Sunday, September 23, 2007

Hell(o) are you reachable?

By : Ngathingkhui Jagoi/IFP

So what happens if you don’t have a mobile? Keep cool.

There was a time when I envied people who had mobile phones. When I saw some early mobile users (people who were lucky enough in getting SIMs when mobile was first launched in Nagaland) waving at the autos with their trendy mobiles to get a ride, I even thought of buying a toy mobile handset and pretend to be talking to someone in the middle of the road.

Before long, I also acquired one by hook and by crook. What do you get when you cross a bad-telephone connection with a rooster? A wake up call! But what happens when you have a mobile for yourselves? A raging temper perhaps.

The other day, I frantically tried on my mobile phone to call up a friend of mine for some urgent matter. But I could not convey the message. The network was always busy or it was not reachable. I tried fidgeting my poor handset and the message I want to convey got stale after four days (because network was down for four consecutive days).

Four days? What a cruel joke! But things happened here in Nagaland or for that matter in Manipur too for mobile users.

Anybody who has tried for an urgent call would know exactly what I mean. As for those who still haven’t experienced these advancements in technology, here is what they say.

Wow!!! Everything is automated. But all you’ll hear is a shoddy woman’s voice in slur, “Aoll lianes in this ruoad are busy, please call after sometime.” To me this is the most irritating voice I have ever heard. I am in a way, already in a fury for having failed to get through my friend and hearing such an unpleasant voice is Umnh! Too much. I sometimes wonder why BSNL has installed such voice. Nagas are a people who can sing with sweet voices and we have sweet female voices. Why on earth such a voice? I repeat, I really can’t comprehend why such a shoddy voice with such an unpleasant sound transmitting at 78 mph! The service has been revamped and now has a slick new automated voice response system for the more English savvy people.

BSNL tells lies

In a bit to get more information about how mobile phones operate here, I narrated my woes to a friend of mine. However, he could not give me much inside to the problem. He only said he had tried dialing his landline number just a few inches away from landline telephone receiver. “Damn it,” pat came his reply, “It was only a few inches away, but came the automated message, ‘network busy’ I dialed my landline again and it said, ‘the subscriber is not reachable.’ The distance between my mobile set and the landline receiver was just a question of a few inches and it was not reachable! BSNL tells lies.”

Either the number is perpetually busy or tower has sunk inside the loose ground of Dimapur again, only the BSNL knows. Though things seem to have improved a bit now, try only if you luck-out atleast 8 times out of 10 or have nothing better to do!

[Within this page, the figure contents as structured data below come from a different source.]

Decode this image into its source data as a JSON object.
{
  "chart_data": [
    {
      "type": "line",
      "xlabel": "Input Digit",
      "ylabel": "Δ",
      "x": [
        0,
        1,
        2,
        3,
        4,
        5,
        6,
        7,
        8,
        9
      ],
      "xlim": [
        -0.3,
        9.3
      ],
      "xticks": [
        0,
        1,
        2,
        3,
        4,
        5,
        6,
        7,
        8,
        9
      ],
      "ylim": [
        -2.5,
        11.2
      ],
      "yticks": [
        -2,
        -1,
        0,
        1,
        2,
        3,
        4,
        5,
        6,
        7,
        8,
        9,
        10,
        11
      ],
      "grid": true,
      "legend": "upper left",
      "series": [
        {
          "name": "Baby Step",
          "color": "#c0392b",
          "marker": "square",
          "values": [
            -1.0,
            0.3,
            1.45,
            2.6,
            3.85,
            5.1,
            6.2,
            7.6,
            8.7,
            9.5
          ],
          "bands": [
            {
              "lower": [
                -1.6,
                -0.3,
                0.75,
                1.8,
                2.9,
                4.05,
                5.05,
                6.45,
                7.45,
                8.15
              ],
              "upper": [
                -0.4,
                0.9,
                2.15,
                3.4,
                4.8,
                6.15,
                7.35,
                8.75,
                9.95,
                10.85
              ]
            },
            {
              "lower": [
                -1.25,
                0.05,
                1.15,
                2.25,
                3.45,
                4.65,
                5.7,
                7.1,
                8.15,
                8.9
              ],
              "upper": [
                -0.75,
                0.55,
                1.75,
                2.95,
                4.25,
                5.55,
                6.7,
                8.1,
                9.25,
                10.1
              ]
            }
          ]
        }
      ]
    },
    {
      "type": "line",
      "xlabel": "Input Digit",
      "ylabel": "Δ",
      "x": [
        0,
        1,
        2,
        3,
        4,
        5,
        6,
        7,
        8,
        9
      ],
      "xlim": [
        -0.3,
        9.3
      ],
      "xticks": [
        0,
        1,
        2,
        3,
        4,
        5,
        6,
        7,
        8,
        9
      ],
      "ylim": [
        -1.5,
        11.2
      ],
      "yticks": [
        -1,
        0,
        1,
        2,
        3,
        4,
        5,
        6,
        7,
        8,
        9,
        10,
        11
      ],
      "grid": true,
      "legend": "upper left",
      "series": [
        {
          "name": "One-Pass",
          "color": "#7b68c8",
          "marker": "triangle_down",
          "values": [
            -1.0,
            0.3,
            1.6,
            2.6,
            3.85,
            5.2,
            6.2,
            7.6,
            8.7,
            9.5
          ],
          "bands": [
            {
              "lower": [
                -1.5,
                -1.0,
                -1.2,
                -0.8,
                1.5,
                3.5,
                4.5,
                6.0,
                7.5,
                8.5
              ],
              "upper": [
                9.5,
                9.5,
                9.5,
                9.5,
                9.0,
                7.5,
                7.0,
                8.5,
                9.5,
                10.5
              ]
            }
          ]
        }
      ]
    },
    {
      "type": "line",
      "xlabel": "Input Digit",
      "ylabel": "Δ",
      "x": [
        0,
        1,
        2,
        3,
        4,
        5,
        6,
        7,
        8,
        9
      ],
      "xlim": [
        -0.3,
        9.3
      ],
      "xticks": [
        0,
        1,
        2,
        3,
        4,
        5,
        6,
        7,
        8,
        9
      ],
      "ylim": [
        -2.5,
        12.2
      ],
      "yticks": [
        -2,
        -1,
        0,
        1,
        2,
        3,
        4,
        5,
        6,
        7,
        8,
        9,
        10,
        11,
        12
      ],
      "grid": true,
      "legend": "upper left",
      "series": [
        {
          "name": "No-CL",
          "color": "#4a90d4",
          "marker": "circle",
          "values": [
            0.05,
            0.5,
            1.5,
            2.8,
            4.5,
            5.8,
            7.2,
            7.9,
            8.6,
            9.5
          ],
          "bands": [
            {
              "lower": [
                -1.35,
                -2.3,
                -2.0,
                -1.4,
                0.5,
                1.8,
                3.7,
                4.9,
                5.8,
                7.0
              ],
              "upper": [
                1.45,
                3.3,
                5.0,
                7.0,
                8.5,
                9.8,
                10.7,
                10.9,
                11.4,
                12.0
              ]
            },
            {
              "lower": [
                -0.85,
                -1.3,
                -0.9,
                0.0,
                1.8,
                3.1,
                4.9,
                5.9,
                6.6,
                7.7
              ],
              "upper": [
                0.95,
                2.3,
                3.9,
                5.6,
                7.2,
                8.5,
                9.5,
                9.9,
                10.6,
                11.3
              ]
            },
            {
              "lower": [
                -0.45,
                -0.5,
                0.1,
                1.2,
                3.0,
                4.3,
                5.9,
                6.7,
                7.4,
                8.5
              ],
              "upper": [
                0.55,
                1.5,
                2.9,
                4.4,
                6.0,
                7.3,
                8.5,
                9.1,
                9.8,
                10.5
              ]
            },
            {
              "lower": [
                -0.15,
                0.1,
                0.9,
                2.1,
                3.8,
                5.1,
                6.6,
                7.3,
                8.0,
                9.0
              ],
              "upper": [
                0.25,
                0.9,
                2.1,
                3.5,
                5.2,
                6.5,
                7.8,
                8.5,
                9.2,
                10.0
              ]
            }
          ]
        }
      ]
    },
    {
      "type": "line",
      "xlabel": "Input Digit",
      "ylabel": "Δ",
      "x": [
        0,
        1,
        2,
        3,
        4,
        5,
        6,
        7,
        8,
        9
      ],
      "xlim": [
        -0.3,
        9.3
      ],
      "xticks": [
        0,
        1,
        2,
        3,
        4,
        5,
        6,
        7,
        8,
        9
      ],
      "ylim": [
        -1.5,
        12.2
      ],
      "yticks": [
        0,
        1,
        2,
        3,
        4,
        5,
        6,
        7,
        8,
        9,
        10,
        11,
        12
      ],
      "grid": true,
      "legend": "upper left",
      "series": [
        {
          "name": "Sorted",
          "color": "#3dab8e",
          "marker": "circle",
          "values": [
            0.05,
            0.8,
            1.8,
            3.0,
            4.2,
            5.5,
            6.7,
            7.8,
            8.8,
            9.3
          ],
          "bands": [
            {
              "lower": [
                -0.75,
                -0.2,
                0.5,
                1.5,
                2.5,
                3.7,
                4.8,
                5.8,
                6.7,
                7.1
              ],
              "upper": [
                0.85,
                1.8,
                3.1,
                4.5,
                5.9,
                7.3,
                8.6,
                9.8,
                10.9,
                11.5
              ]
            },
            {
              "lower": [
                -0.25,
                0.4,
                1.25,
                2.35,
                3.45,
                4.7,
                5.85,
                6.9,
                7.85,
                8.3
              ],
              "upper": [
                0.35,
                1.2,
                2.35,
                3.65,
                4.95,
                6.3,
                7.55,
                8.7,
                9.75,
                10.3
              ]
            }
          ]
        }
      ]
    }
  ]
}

The bad part: Call. No answer? Call again. Still no answer? Call yet again and again... Repeat the above routine till lady luck smiles or you get a BSNL mobiles customer care or you loose your handset and threw it away.

The big news: There is a rumour doing round that the tower is being overloaded (may be that is why sometimes the tower sank into the ground). The rumour goes on saying that BSNL issues SIMs even if it has already exceeded the load. I was informed that a guy who was sent by certain politician collected 100 SIM cards from Dimapur BSNL office recently. Nagaland is a state where 5 governments (4 underground govts and + state govt) ruled. Imagine! How many SIMs the BIG BOSS of these governments must be taking. And you fight like dogs for the leftovers.

Now that there is an overload connection, all we can do is wait and share the lines phase wise.